When I turn on my old cell phone the few months a year I am in the U.S., I get phone calls from publicists and producers, and I wonder fleetingly at the life I am missing. But to be honest, I don’t want to be on TV explaining why young men today can be driven by romantic rejection to kill, why women are afraid to use the Internet, why I no longer feel safe in America. What happened to me was not an occupational hazard of feminism. It’s an occupational hazard of being a woman. Men’s bodies are not used as weapons against them, and shame is a language that women have learned from birth. We are told that sex is something that can hurt us, that we have to constantly be on the defensive lest we attract negative attention. If we are criticized or attacked, we are asked what we did to deserve it.
What does it mean that we live in a world where this kind of thing not only happens to people, but also that there is no shortage of spectators happy to gawk and cheer on the perpetrators? Neither the law nor public opinion has been on our side. Women like me, who try to fight back, only turn themselves into bigger targets.

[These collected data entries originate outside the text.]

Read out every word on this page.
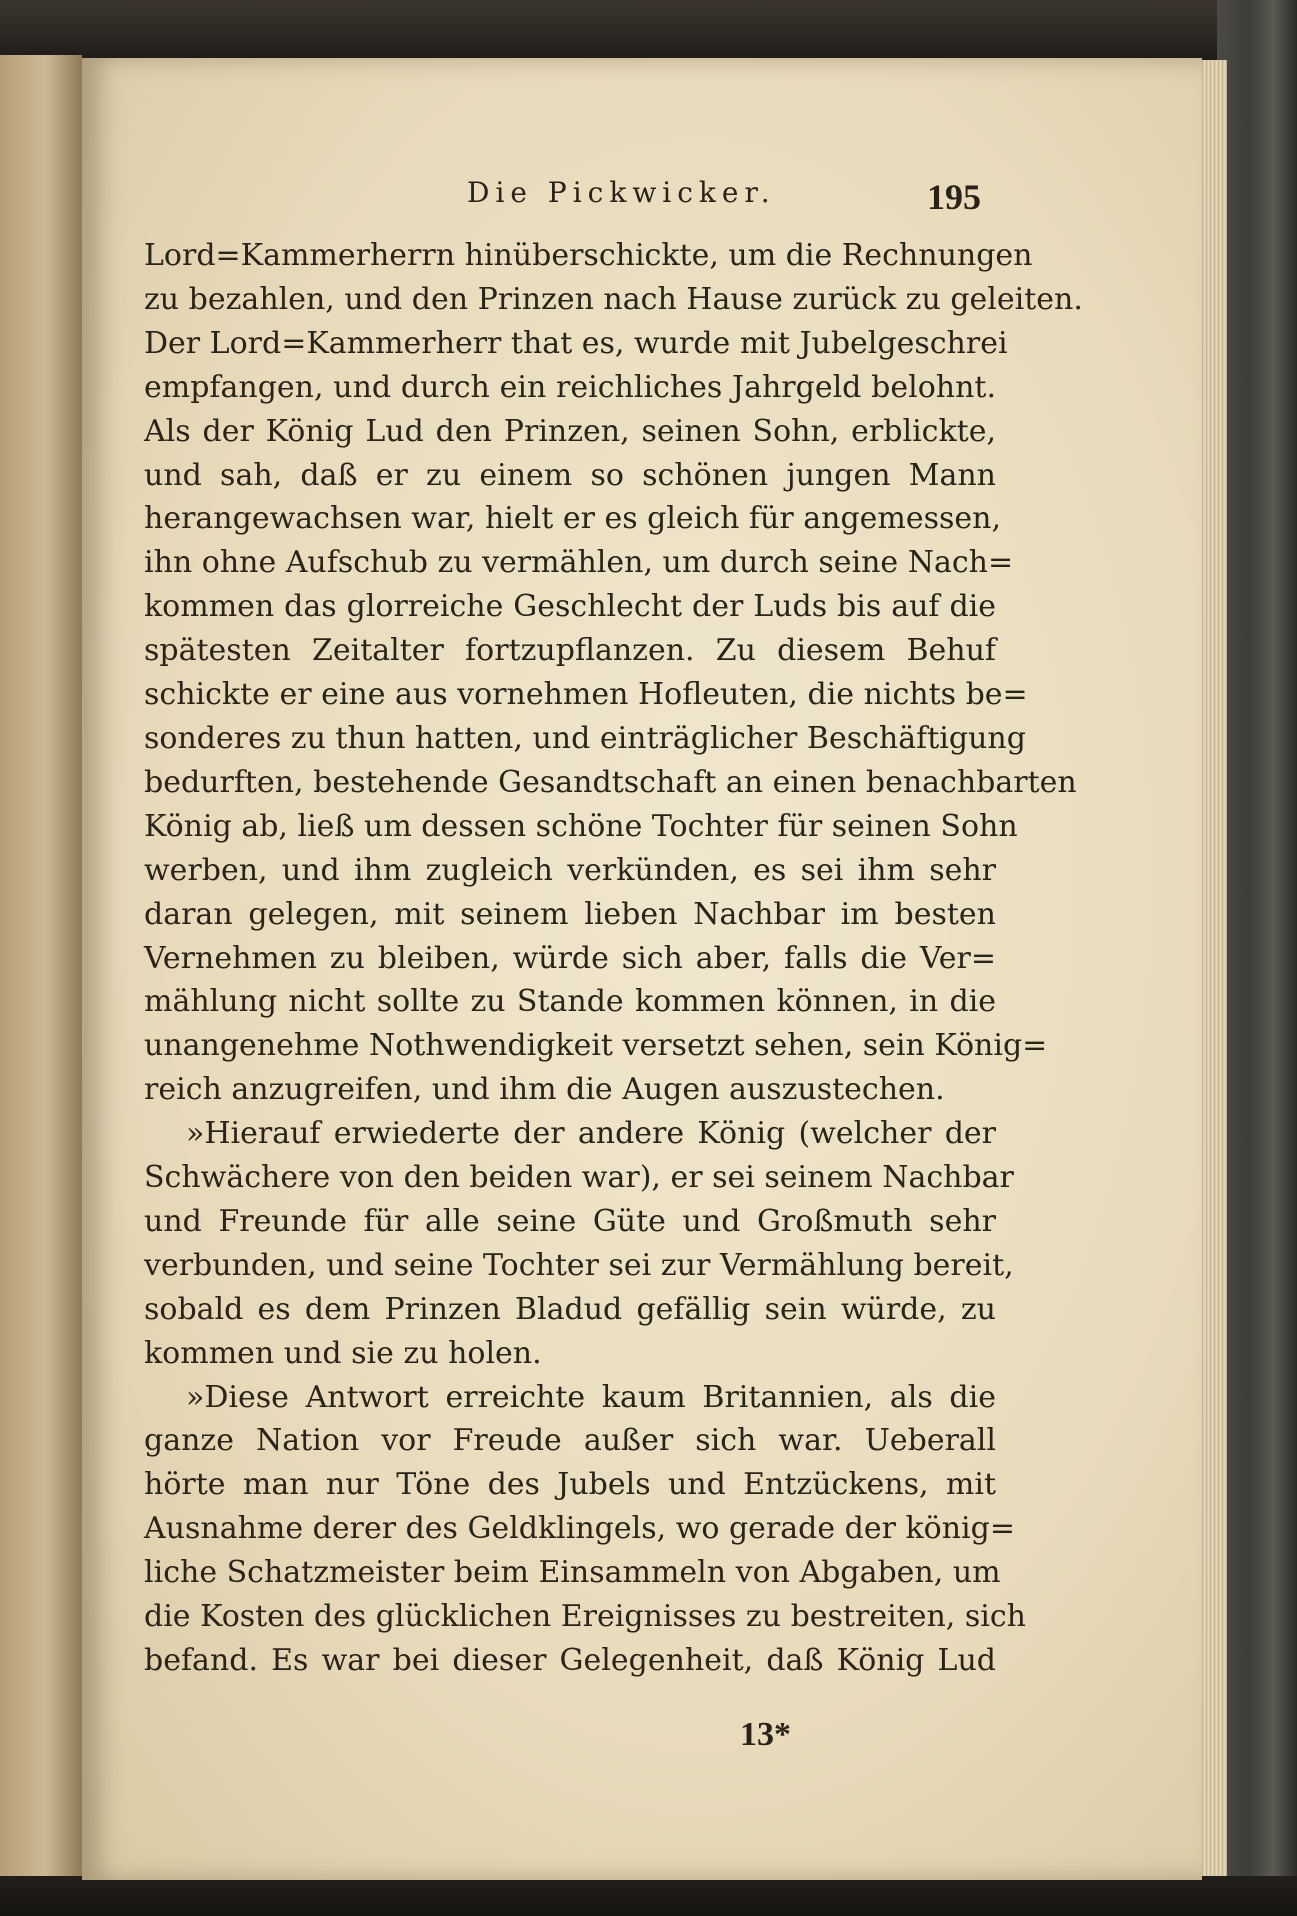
Die Pickwicker.	195
Lord=Kammerherrn hinüberschickte, um die Rechnungen
zu bezahlen, und den Prinzen nach Hause zurück zu geleiten.
Der Lord=Kammerherr that es, wurde mit Jubelgeschrei
empfangen, und durch ein reichliches Jahrgeld belohnt.
Als der König Lud den Prinzen, seinen Sohn, erblickte,
und sah, daß er zu einem so schönen jungen Mann
herangewachsen war, hielt er es gleich für angemessen,
ihn ohne Aufschub zu vermählen, um durch seine Nach=
kommen das glorreiche Geschlecht der Luds bis auf die
spätesten Zeitalter fortzupflanzen. Zu diesem Behuf
schickte er eine aus vornehmen Hofleuten, die nichts be=
sonderes zu thun hatten, und einträglicher Beschäftigung
bedurften, bestehende Gesandtschaft an einen benachbarten
König ab, ließ um dessen schöne Tochter für seinen Sohn
werben, und ihm zugleich verkünden, es sei ihm sehr
daran gelegen, mit seinem lieben Nachbar im besten
Vernehmen zu bleiben, würde sich aber, falls die Ver=
mählung nicht sollte zu Stande kommen können, in die
unangenehme Nothwendigkeit versetzt sehen, sein König=
reich anzugreifen, und ihm die Augen auszustechen.
»Hierauf erwiederte der andere König (welcher der
Schwächere von den beiden war), er sei seinem Nachbar
und Freunde für alle seine Güte und Großmuth sehr
verbunden, und seine Tochter sei zur Vermählung bereit,
sobald es dem Prinzen Bladud gefällig sein würde, zu
kommen und sie zu holen.
»Diese Antwort erreichte kaum Britannien, als die
ganze Nation vor Freude außer sich war. Ueberall
hörte man nur Töne des Jubels und Entzückens, mit
Ausnahme derer des Geldklingels, wo gerade der könig=
liche Schatzmeister beim Einsammeln von Abgaben, um
die Kosten des glücklichen Ereignisses zu bestreiten, sich
befand. Es war bei dieser Gelegenheit, daß König Lud
13*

We are blamed for not silencing ourselves and not learning our lesson the first time around.
This was a terrorizing invasion of privacy that altered my reality and irrevocably changed the way I live, think and write. It’s hard not to be resentful, but I have found a certain peace in censoring myself, leaving the country and reassessing my relationships. I have noticed also that times are changing. People are beginning to recognize the ugliness around us and the hatred that we carry inside ourselves.
I don’t feel the problem is me anymore, and despite how much this experience has made me and those I love suffer, I now have a far better sense of who I am than when I first started on this path. I can only hope the same for all those who watched me walk it.
Lena Chen is the activist and writer who authored Sex and the Ivy as an undergraduate at Harvard.